According to Leonard Okello, ActionAid's International HIV/AIDS Coordinator, the funding shortfall sent a "worrying signal" to the hardest-hit sub-Saharan countries, because "whether we like it or not, the response is still under-resourced".
"This could mean that funding will remain the same, or donors are getting worn out and no longer see [HIV/AIDS] as a global problem," he speculated.
In view of the large amounts of money being channelled into HIV/AIDS programmes, donors were faced with difficult decisions as to where and how to allocate their money, said Prof Tim Quinlan, research director at the Health Economics and HIV/AIDS Research Division (HEARD) at the University of KwaZulu-Natal.
A source of frustration among donors and recipients was the slow pace of distributing Global Fund grants, as the control procedures were slowing down the process.
Money was not the problem; the capacity of African countries to spend the financial resources was now the major challenge, as governments were still in a transition stage, he pointed out.
Okello admitted that the Global Fund was "not perfect", but had proved to be a useful funding mechanism. "It is such a pity that at a time when the Global Fund is focusing on building these capacities, the development partners are not coming forward."

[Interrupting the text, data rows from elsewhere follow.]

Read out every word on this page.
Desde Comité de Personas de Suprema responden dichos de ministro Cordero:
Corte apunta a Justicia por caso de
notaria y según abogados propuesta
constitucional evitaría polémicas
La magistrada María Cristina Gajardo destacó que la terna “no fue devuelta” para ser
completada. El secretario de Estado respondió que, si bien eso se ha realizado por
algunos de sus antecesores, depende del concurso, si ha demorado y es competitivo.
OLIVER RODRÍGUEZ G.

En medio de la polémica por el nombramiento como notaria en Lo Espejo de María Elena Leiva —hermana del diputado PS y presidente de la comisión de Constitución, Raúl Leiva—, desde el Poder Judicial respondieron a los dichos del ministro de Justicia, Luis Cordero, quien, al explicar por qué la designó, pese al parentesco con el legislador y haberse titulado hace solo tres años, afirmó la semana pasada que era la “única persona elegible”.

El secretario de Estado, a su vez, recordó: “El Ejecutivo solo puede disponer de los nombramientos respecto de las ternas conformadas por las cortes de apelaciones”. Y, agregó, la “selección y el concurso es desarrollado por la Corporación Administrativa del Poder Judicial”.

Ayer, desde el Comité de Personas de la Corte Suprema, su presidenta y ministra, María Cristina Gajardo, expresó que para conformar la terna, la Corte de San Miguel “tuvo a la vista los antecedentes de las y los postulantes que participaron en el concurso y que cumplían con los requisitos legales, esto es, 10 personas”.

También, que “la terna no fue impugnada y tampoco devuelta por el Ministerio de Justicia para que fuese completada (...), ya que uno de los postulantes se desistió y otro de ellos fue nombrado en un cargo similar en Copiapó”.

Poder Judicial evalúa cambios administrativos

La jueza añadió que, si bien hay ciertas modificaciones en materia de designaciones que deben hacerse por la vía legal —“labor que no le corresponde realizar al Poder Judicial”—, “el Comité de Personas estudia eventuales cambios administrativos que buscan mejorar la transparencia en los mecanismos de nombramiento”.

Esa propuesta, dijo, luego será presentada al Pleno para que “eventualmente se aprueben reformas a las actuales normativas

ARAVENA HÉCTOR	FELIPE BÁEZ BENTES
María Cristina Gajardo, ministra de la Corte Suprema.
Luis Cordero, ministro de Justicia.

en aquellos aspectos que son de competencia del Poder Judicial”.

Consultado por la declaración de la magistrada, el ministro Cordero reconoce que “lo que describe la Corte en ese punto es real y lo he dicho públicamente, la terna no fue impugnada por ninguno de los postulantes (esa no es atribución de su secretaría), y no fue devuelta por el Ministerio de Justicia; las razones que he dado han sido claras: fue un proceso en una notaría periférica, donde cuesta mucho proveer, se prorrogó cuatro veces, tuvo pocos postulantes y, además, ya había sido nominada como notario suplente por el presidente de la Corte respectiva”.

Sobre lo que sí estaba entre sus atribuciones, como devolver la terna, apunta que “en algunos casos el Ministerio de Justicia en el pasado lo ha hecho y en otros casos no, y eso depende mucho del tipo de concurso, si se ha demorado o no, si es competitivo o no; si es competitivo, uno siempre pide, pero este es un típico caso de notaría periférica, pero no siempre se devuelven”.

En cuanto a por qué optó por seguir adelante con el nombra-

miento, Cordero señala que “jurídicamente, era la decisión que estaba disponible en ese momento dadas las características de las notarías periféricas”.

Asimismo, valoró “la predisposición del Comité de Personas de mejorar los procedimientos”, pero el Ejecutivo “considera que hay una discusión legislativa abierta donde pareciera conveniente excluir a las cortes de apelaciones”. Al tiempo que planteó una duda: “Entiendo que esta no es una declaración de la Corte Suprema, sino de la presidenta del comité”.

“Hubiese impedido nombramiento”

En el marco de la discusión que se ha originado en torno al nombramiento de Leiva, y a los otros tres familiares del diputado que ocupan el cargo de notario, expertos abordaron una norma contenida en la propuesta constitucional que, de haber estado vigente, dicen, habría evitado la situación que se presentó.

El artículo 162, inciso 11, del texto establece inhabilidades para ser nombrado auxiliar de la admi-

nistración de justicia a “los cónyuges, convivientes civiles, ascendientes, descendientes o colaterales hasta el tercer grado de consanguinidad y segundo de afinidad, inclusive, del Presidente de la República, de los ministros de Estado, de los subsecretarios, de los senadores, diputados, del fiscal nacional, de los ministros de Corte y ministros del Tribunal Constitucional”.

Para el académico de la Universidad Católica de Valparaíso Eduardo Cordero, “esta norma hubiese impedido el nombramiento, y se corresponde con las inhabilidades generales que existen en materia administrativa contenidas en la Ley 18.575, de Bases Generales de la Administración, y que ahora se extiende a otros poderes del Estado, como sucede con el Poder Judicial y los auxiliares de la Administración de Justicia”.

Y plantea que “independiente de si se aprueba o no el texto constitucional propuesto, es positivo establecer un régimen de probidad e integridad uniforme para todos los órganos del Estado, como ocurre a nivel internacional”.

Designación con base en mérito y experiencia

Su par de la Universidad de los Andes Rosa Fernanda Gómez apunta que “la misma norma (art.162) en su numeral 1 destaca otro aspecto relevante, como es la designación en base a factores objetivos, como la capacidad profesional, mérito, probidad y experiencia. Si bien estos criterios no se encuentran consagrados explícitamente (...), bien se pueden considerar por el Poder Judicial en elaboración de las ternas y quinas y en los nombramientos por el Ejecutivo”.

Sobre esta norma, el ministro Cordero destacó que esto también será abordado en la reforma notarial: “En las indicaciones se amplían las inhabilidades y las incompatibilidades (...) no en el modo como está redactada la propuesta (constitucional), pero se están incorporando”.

Donors could not use the example of Uganda as an excuse for not supporting the Fund, he warned. Last month the Global Fund announced a suspension of all its grants to Uganda after "evidence of serious mismanagement" of the funds.
Okello commented: "This sluggishness with funding didn't start with Uganda yesterday - this epidemic has been here for 20 years. If governments had demonstrated their political commitment from the beginning, the pandemic wouldn't be so far ahead of the response."
Nevertheless, it was now time for African countries "to sit up straight and get a bigger slice of national budgets to fund AIDS".
"The reality is that whatever little we get from donors - Global Fund, PEPFAR or bilateral, we need to manage the money with efficiency, transparency and the integrity it deserves, and start rooting out corruption in AIDS governance," Okello said.